Under section 2 of the memorandum Ban Subasic lists the questions which he and Tito agreed should be solved immediately;

Yugoslav Navy. Tito wishes to bring the whole navy under its [his?] operative command. As a result of a discussion at General Wilson’s headquarters, General Wilson, Admiral Cunningham22 and Subasic agreed that they should settle this question at a conference to be held in Italy, at which both Tito and Subasic should take part. Tito and Subasic agreed that the Royal Yugoslav Navy should sail and fight under the Yugoslav flag without insignia (Red Star).
Army and Air Force. Tito wishes that all those who have declared for the Partisans should be put at his disposal at once. He would also approve of the Yugoslav regular forces—wearing royal insignia—fighting on Yugoslav soil. He does not mind in which part of Yugoslavia they fight.
Supplies.

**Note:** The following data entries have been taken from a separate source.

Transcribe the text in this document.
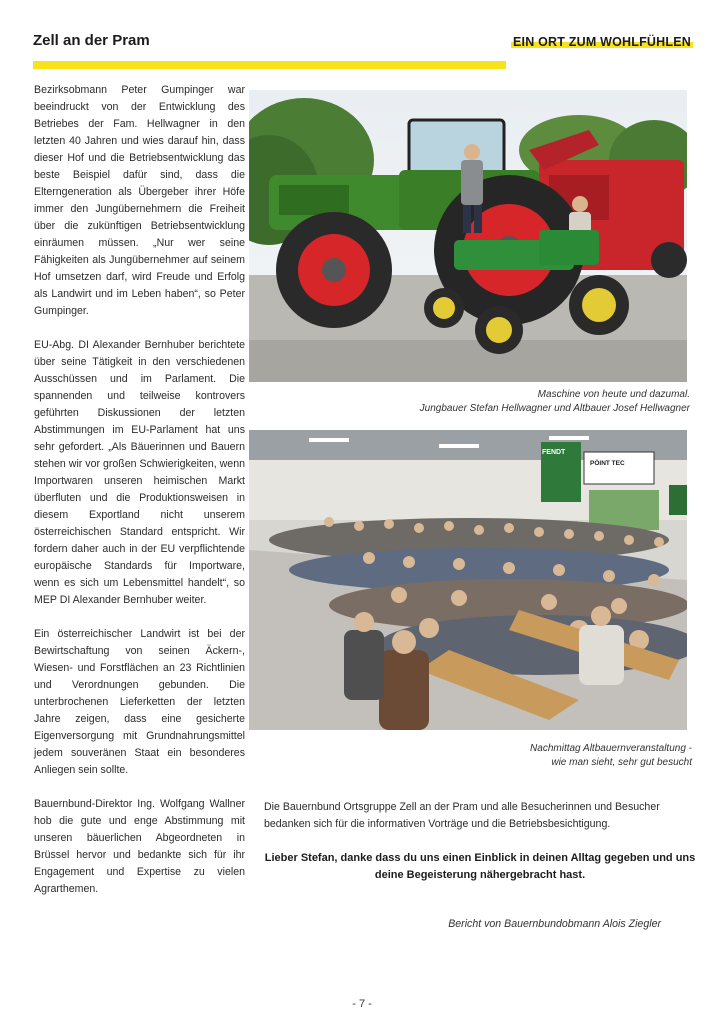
Zell an der Pram	EIN ORT ZUM WOHLFÜHLEN

Bezirksobmann Peter Gumpinger war beeindruckt von der Entwicklung des Betriebes der Fam. Hellwagner in den letzten 40 Jahren und wies darauf hin, dass dieser Hof und die Betriebsentwicklung das beste Beispiel dafür sind, dass die Elterngeneration als Übergeber ihrer Höfe immer den Jungübernehmern die Freiheit über die zukünftigen Betriebsentwicklung einräumen müssen. „Nur wer seine Fähigkeiten als Jungübernehmer auf seinem Hof umsetzen darf, wird Freude und Erfolg als Landwirt und im Leben haben“, so Peter Gumpinger.

EU-Abg. DI Alexander Bernhuber berichtete über seine Tätigkeit in den verschiedenen Ausschüssen und im Parlament. Die spannenden und teilweise kontrovers geführten Diskussionen der letzten Abstimmungen im EU-Parlament hat uns sehr gefordert. „Als Bäuerinnen und Bauern stehen wir vor großen Schwierigkeiten, wenn Importwaren unseren heimischen Markt überfluten und die Produktionsweisen in diesem Exportland nicht unserem österreichischen Standard entspricht. Wir fordern daher auch in der EU verpflichtende europäische Standards für Importware, wenn es sich um Lebensmittel handelt“, so MEP DI Alexander Bernhuber weiter.

Ein österreichischer Landwirt ist bei der Bewirtschaftung von seinen Äckern-, Wiesen- und Forstflächen an 23 Richtlinien und Verordnungen gebunden. Die unterbrochenen Lieferketten der letzten Jahre zeigen, dass eine gesicherte Eigenversorgung mit Grundnahrungsmittel jedem souveränen Staat ein besonderes Anliegen sein sollte.

Bauernbund-Direktor Ing. Wolfgang Wallner hob die gute und enge Abstimmung mit unseren bäuerlichen Abgeordneten in Brüssel hervor und bedankte sich für ihr Engagement und Expertise zu vielen Agrarthemen.

Maschine von heute und dazumal.
Jungbauer Stefan Hellwagner und Altbauer Josef Hellwagner
FENDT
PÖINT TEC
Nachmittag Altbauernveranstaltung -
wie man sieht, sehr gut besucht
Die Bauernbund Ortsgruppe Zell an der Pram und alle Besucherinnen und Besucher bedanken sich für die informativen Vorträge und die Betriebsbesichtigung.
Lieber Stefan, danke dass du uns einen Einblick in deinen Alltag gegeben und uns deine Begeisterung nähergebracht hast.
Bericht von Bauernbundobmann Alois Ziegler
- 7 -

Tito is asking for the following items; (a) armaments for the Navy and 10 speed boats; (b) 60 and 30 planes daily for the transport of supplies respectively to the forces in Yugoslavia and the civil population; (c) 80 tanks which he would be able to man with 960 trained men; (d) cannon and other weapons; (e) clothing; shoes, linen, food, medicaments etc. both for the forces and civilian population.
Establishment of a permanent military mission in Italy.
Proper disposition of Yugoslavs of Italian citizenship now in Italian concentration camps and wishing to fight in Yugoslav forces, estimated at about thirty thousand (20,000 in Sardinia and 10,000 dispersed over Italy).

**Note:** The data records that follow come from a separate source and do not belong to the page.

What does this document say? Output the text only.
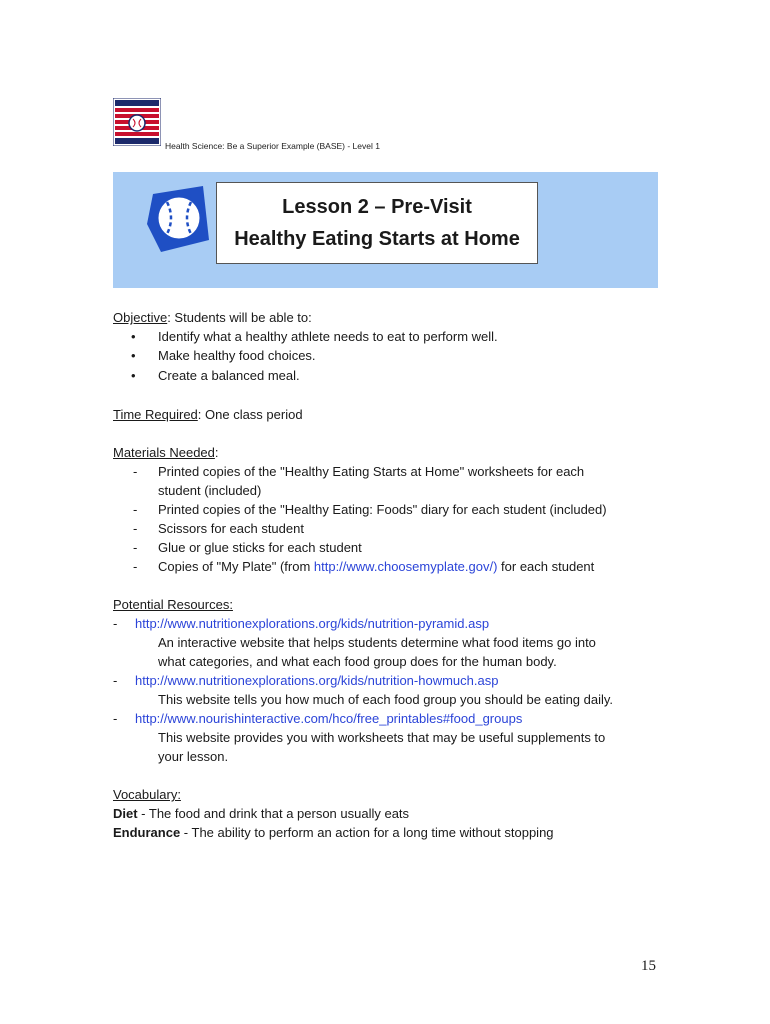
Health Science: Be a Superior Example (BASE) - Level 1
Lesson 2 – Pre-Visit
Healthy Eating Starts at Home
Objective: Students will be able to:
• Identify what a healthy athlete needs to eat to perform well.
• Make healthy food choices.
• Create a balanced meal.
Time Required: One class period
Materials Needed:
- Printed copies of the "Healthy Eating Starts at Home" worksheets for each
student (included)
- Printed copies of the "Healthy Eating: Foods" diary for each student (included)
- Scissors for each student
- Glue or glue sticks for each student
- Copies of "My Plate" (from http://www.choosemyplate.gov/) for each student
Potential Resources:
- http://www.nutritionexplorations.org/kids/nutrition-pyramid.asp
An interactive website that helps students determine what food items go into
what categories, and what each food group does for the human body.
- http://www.nutritionexplorations.org/kids/nutrition-howmuch.asp
This website tells you how much of each food group you should be eating daily.
- http://www.nourishinteractive.com/hco/free_printables#food_groups
This website provides you with worksheets that may be useful supplements to
your lesson.
Vocabulary:
Diet - The food and drink that a person usually eats
Endurance - The ability to perform an action for a long time without stopping
15
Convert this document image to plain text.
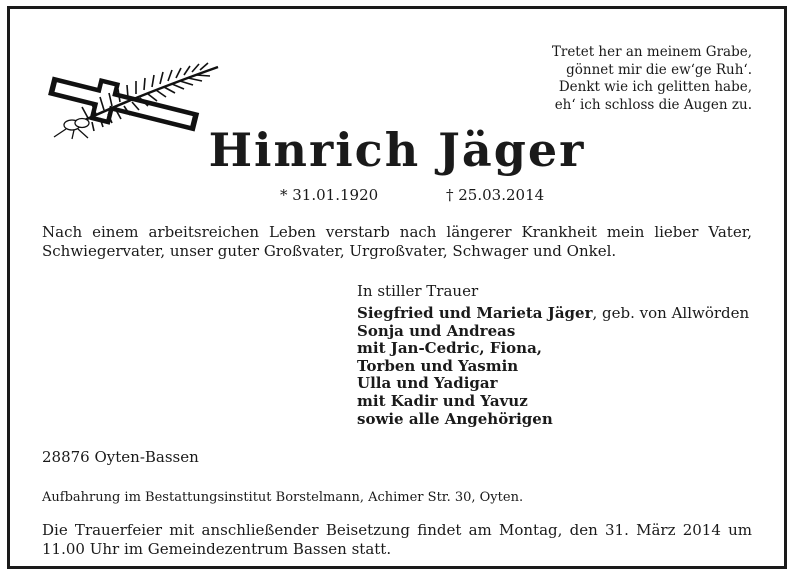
Tretet her an meinem Grabe,
gönnet mir die ew‘ge Ruh‘.
Denkt wie ich gelitten habe,
eh‘ ich schloss die Augen zu.
Hinrich Jäger
* 31.01.1920	† 25.03.2014

Nach einem arbeitsreichen Leben verstarb nach längerer Krankheit mein lieber Vater, Schwiegervater, unser guter Großvater, Urgroßvater, Schwager und Onkel.

In stiller Trauer
Siegfried und Marieta Jäger, geb. von Allwörden
Sonja und Andreas
mit Jan-Cedric, Fiona,
Torben und Yasmin
Ulla und Yadigar
mit Kadir und Yavuz
sowie alle Angehörigen
28876 Oyten-Bassen
Aufbahrung im Bestattungsinstitut Borstelmann, Achimer Str. 30, Oyten.

Die Trauerfeier mit anschließender Beisetzung findet am Montag, den 31. März 2014 um 11.00 Uhr im Gemeindezentrum Bassen statt.
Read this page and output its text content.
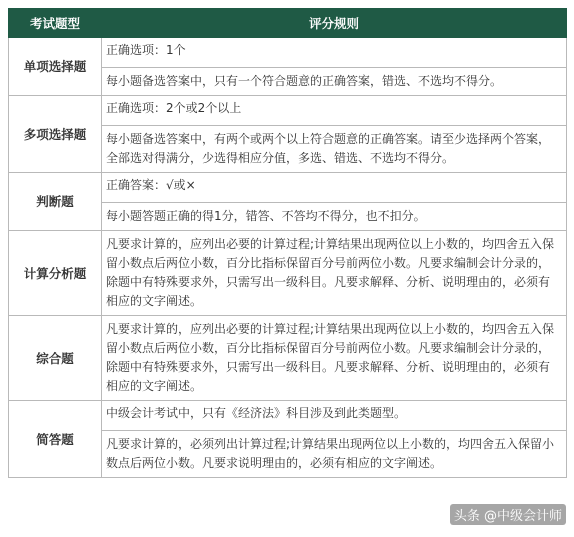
考试题型	评分规则
单项选择题	正确选项：1个
	每小题备选答案中，只有一个符合题意的正确答案，错选、不选均不得分。
多项选择题	正确选项：2个或2个以上
	每小题备选答案中，有两个或两个以上符合题意的正确答案。请至少选择两个答案，全部选对得满分，少选得相应分值，多选、错选、不选均不得分。
判断题	正确答案：√或×
	每小题答题正确的得1分，错答、不答均不得分，也不扣分。
计算分析题	凡要求计算的，应列出必要的计算过程;计算结果出现两位以上小数的，均四舍五入保留小数点后两位小数，百分比指标保留百分号前两位小数。凡要求编制会计分录的，除题中有特殊要求外，只需写出一级科目。凡要求解释、分析、说明理由的，必须有相应的文字阐述。
综合题	凡要求计算的，应列出必要的计算过程;计算结果出现两位以上小数的，均四舍五入保留小数点后两位小数，百分比指标保留百分号前两位小数。凡要求编制会计分录的，除题中有特殊要求外，只需写出一级科目。凡要求解释、分析、说明理由的，必须有相应的文字阐述。
简答题	中级会计考试中，只有《经济法》科目涉及到此类题型。
	凡要求计算的，必须列出计算过程;计算结果出现两位以上小数的，均四舍五入保留小数点后两位小数。凡要求说明理由的，必须有相应的文字阐述。
头条 @中级会计师
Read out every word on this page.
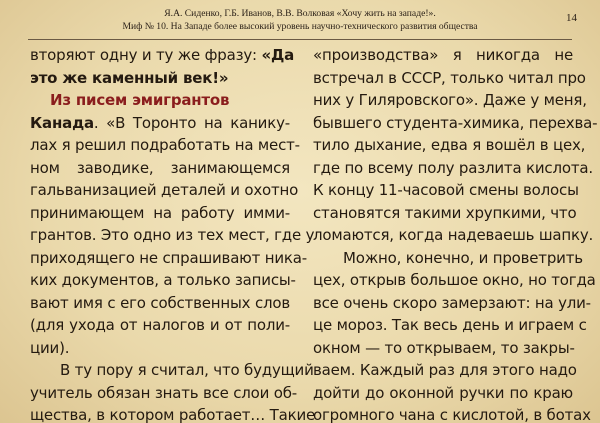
Я.А. Сиденко, Г.Б. Иванов, В.В. Волковая «Хочу жить на западе!».
Миф № 10. На Западе более высокий уровень научно-технического развития общества
14
вторяют одну и ту же фразу: «Да
это же каменный век!»
Из писем эмигрантов
Канада. «В Торонто на канику-
лах я решил подработать на мест-
ном заводике, занимающемся
гальванизацией деталей и охотно
принимающем на работу имми-
грантов. Это одно из тех мест, где у
приходящего не спрашивают ника-
ких документов, а только записы-
вают имя с его собственных слов
(для ухода от налогов и от поли-
ции).
В ту пору я считал, что будущий
учитель обязан знать все слои об-
щества, в котором работает… Такие
«производства» я никогда не
встречал в СССР, только читал про
них у Гиляровского». Даже у меня,
бывшего студента-химика, перехва-
тило дыхание, едва я вошёл в цех,
где по всему полу разлита кислота.
К концу 11-часовой смены волосы
становятся такими хрупкими, что
ломаются, когда надеваешь шапку.
Можно, конечно, и проветрить
цех, открыв большое окно, но тогда
все очень скоро замерзают: на ули-
це мороз. Так весь день и играем с
окном — то открываем, то закры-
ваем. Каждый раз для этого надо
дойти до оконной ручки по краю
огромного чана с кислотой, в ботах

Under section 3 of the memorandum Subasic states the government can only be formed of persons prepared to carry out the program of the recently concluded agreement. Tito agreed to designate two men from the liberation movement namely Dr. Drago Marusic (Slovene) and Sreten Vukosavljevic, a Serb. Subasic can nominate them as Cabinet Ministers without any further parley. In addition, Tito will nominate one member of the anti-Fascist council as liaison officer to the government. This will be a Serb from Sumadija. Further he will name delegates to various international commissions on which Yugoslavia is represented. He desires that Yugoslav Government nominate Dr. Smodlaka as Yugoslav delegate to Mediterranean commission.

Tito also asked whether Simic could be reinstated as Ambassador at Moscow. Subasic gathered from General Kornjejev23 that Soviet Government would also welcome such a decision. Subasic told Tito and Kornjejev that Simic would first have to put himself at the disposal of the King.

  1. Not printed; it contained the full text of the Tito-Subasić agreement.
  2. In despatch 604, July 6, 1944, from Algiers, Mr. Murphy reported conversations that he had held with Dr. Subasić in Italy the week before. He found the Yugoslav Prime Minister optimistic but, “He made no effort to conceal the fact that the real power under the arrangement concluded remained with Tito who, retaining command of all the forces now serving with him and aided by the substantial assistance given him by the Allies, is in a very strong position.” (740.0011 EW 1939/7–644)
  3. Admiral Sir John Cunningham, Commander in Chief of Allied naval forces in the Mediterranean Theater.
  4. Lt. Gen. Nikolay Vasilyevich Korneyev, Chief of the Soviet Military Mission, to Tito.